If you are approaching a bank or a non-specialist broker directly, the answer to that question may unfortunately be, "with great difficulty". Contractors have asked many questions about mortgage funding over the years but it usually boils down to just one:
How can I get a mortgage as a contractor?
Ever since self-certified mortgages were disallowed at the start of the credit crunch, contractors have been trying to find a straightforward route to mortgage funding.
Most lenders fail to recognise that contractors can prove less of a risk than permanent workers. This is because many contractors have a higher income and possess a wider, more marketable skill set that can help them continually secure work enabling them to keep up their mortgage repayments without any problems when their current contract comes to an end.
When a borrower approaches a lender, they will ideally neatly fit into one of their standard categories - employed or self-employed. A limited company director is self-employed and the umbrella company would be employed. Anyone using one of many creative offshore mechanisms is at the mercy of the bank as to which category they would fall into. So, if you know this will be the approach that lenders will take, what’s the problem? Surely you can simply prepare pay-slips or trading accounts accordingly?
There are, however, sub-categories which entail a more detailed criteria and assumptions regarding taxable income and that will be just the tip of a complicated iceberg with any one lender. Different lenders take different views regarding risk. Unless you are a permanent employee, or self-employed under your own name with a long track record and history of paying tax, lenders can usually find a reason to say “No”. The “No” usually acts as a request for further information. Examples would be, “Please supply your last two P60s”, or “Please supply the latest 3 years’ SA302s”.
Those contractors who are lucky enough to successfully obtain a mortgage approval after approaching a lender directly will often find that they cannot borrow an amount based on their full contractor earnings, again due to the conventional income verification procedures being applied.
Worse still, those contractors who have been declined a mortgage having approached a lender directly may find it even more difficult to go on to secure mortgage borrowing elsewhere.
The Contractor Mortgage Company
A company that really knows the contractor mortgage landscape can help. The right firm will avoid the need for providing irrelevant HMRC documents by presenting the case in the correct manner – you, the applicant, are a professional contractor who is eligible for bespoke underwriting for a mortgage rather than being treated as a limited company director or employee.
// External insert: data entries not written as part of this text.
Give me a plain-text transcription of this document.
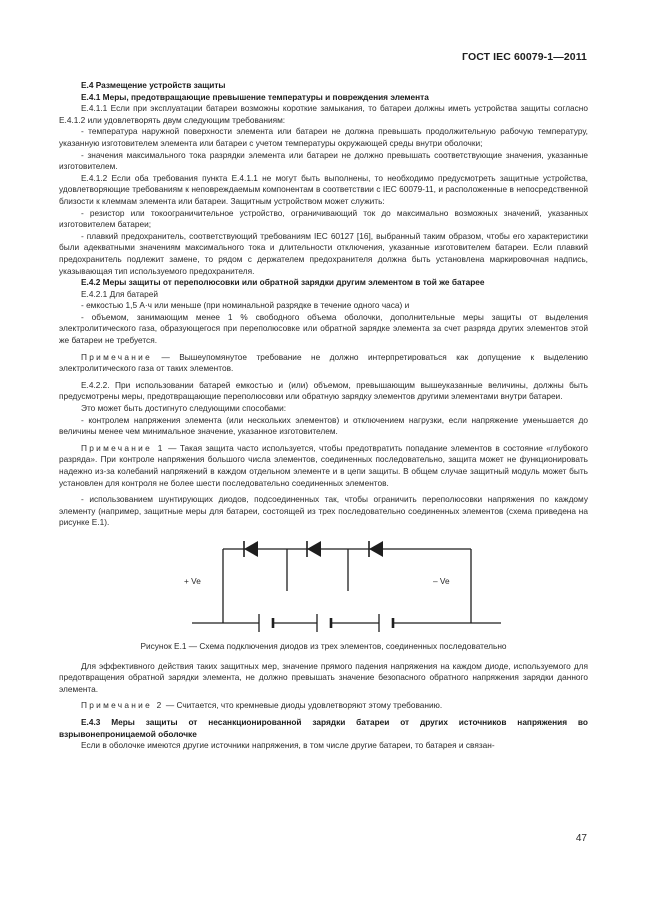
ГОСТ IEC 60079-1—2011

Е.4 Размещение устройств защиты

Е.4.1 Меры, предотвращающие превышение температуры и повреждения элемента

Е.4.1.1 Если при эксплуатации батареи возможны короткие замыкания, то батареи должны иметь устройства защиты согласно Е.4.1.2 или удовлетворять двум следующим требованиям:

- температура наружной поверхности элемента или батареи не должна превышать продолжительную рабочую температуру, указанную изготовителем элемента или батареи с учетом температуры окружающей среды внутри оболочки;

- значения максимального тока разрядки элемента или батареи не должно превышать соответствующие значения, указанные изготовителем.

Е.4.1.2 Если оба требования пункта Е.4.1.1 не могут быть выполнены, то необходимо предусмотреть защитные устройства, удовлетворяющие требованиям к неповреждаемым компонентам в соответствии с IEC 60079-11, и расположенные в непосредственной близости к клеммам элемента или батареи. Защитным устройством может служить:

- резистор или токоограничительное устройство, ограничивающий ток до максимально возможных значений, указанных изготовителем батареи;

- плавкий предохранитель, соответствующий требованиям IEC 60127 [16], выбранный таким образом, чтобы его характеристики были адекватными значениям максимального тока и длительности отключения, указанные изготовителем батареи. Если плавкий предохранитель подлежит замене, то рядом с держателем предохранителя должна быть установлена маркировочная надпись, указывающая тип используемого предохранителя.

Е.4.2 Меры защиты от переполюсовки или обратной зарядки другим элементом в той же батарее

Е.4.2.1 Для батарей

- емкостью 1,5 А·ч или меньше (при номинальной разрядке в течение одного часа) и

- объемом, занимающим менее 1 % свободного объема оболочки, дополнительные меры защиты от выделения электролитического газа, образующегося при переполюсовке или обратной зарядке элемента за счет разряда других элементов этой же батареи не требуется.

Примечание — Вышеупомянутое требование не должно интерпретироваться как допущение к выделению электролитического газа от таких элементов.

Е.4.2.2. При использовании батарей емкостью и (или) объемом, превышающим вышеуказанные величины, должны быть предусмотрены меры, предотвращающие переполюсовки или обратную зарядку элементов другими элементами внутри батареи.

Это может быть достигнуто следующими способами:

- контролем напряжения элемента (или нескольких элементов) и отключением нагрузки, если напряжение уменьшается до величины менее чем минимальное значение, указанное изготовителем.

Примечание 1 — Такая защита часто используется, чтобы предотвратить попадание элементов в состояние «глубокого разряда». При контроле напряжения большого числа элементов, соединенных последовательно, защита может не функционировать надежно из-за колебаний напряжений в каждом отдельном элементе и в цепи защиты. В общем случае защитный модуль может быть установлен для контроля не более шести последовательно соединенных элементов.

- использованием шунтирующих диодов, подсоединенных так, чтобы ограничить переполюсовки напряжения по каждому элементу (например, защитные меры для батареи, состоящей из трех последовательно соединенных элементов (схема приведена на рисунке Е.1).

+ Ve	– Ve

Рисунок Е.1 — Схема подключения диодов из трех элементов, соединенных последовательно

Для эффективного действия таких защитных мер, значение прямого падения напряжения на каждом диоде, используемого для предотвращения обратной зарядки элемента, не должно превышать значение безопасного обратного напряжения зарядки данного элемента.

Примечание 2 — Считается, что кремневые диоды удовлетворяют этому требованию.

Е.4.3 Меры защиты от несанкционированной зарядки батареи от других источников напряжения во взрывонепроницаемой оболочке

Если в оболочке имеются другие источники напряжения, в том числе другие батареи, то батарея и связан-

47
Getting lenders to understand the risk profile of a contractor is not something you can insist or rely on. A heightened understanding of, and a more relevant risk assessment for contractors comes through ongoing negotiation and experience of dealing with large volumes of mortgage applications from contractors over a long period of time. Developments in tax legislation and the resulting complexity of certain umbrella mechanisms mean that the contractor mortgage landscape is continually changing. That’s where The Contractor Mortgage Company comes in.
When a mortgage application is presented by a specialist broker, lenders come to understand the typical contractor client scenario differently. They realise the niche skills of a potential borrower who is a contractor mean that there will be a steady flow of contract income, with minimal enforced periods out of work.
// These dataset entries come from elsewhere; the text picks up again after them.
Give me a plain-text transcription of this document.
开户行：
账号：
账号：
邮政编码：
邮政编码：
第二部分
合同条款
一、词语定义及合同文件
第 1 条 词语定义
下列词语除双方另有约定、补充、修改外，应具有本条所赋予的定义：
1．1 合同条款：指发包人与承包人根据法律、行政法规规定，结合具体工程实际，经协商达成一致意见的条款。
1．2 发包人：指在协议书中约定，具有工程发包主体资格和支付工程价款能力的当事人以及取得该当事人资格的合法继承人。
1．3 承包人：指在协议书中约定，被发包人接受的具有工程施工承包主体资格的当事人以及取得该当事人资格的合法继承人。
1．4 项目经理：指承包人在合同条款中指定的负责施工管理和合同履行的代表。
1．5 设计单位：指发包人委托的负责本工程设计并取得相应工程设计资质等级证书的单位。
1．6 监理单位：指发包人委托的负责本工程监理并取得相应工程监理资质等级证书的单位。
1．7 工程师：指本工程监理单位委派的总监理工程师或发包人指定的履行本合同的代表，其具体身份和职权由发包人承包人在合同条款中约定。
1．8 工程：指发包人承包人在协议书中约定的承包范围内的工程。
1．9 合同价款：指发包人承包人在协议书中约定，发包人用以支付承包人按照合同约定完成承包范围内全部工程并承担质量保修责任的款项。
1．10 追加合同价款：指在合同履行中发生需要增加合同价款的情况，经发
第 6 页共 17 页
They understand the calibre of the end client who is using the services of the specialist broker. They also appreciate that, historically, lending arranged through a contractor mortgage broker has a very low default rate. They know verification of affordability has been carried out diligently. Because of these factors, lenders like working with this type of broker and it is the contractor who stands to benefit from this familiarity.
When looking at contractor mortgages it is also important to note that not all lenders offer specific contractor mortgages and many still take the conventional route in assessing your income.
So, coming back to that first question, “can contractors get mortgages?”, the answer is most definitely “yes” - with a little bit of help.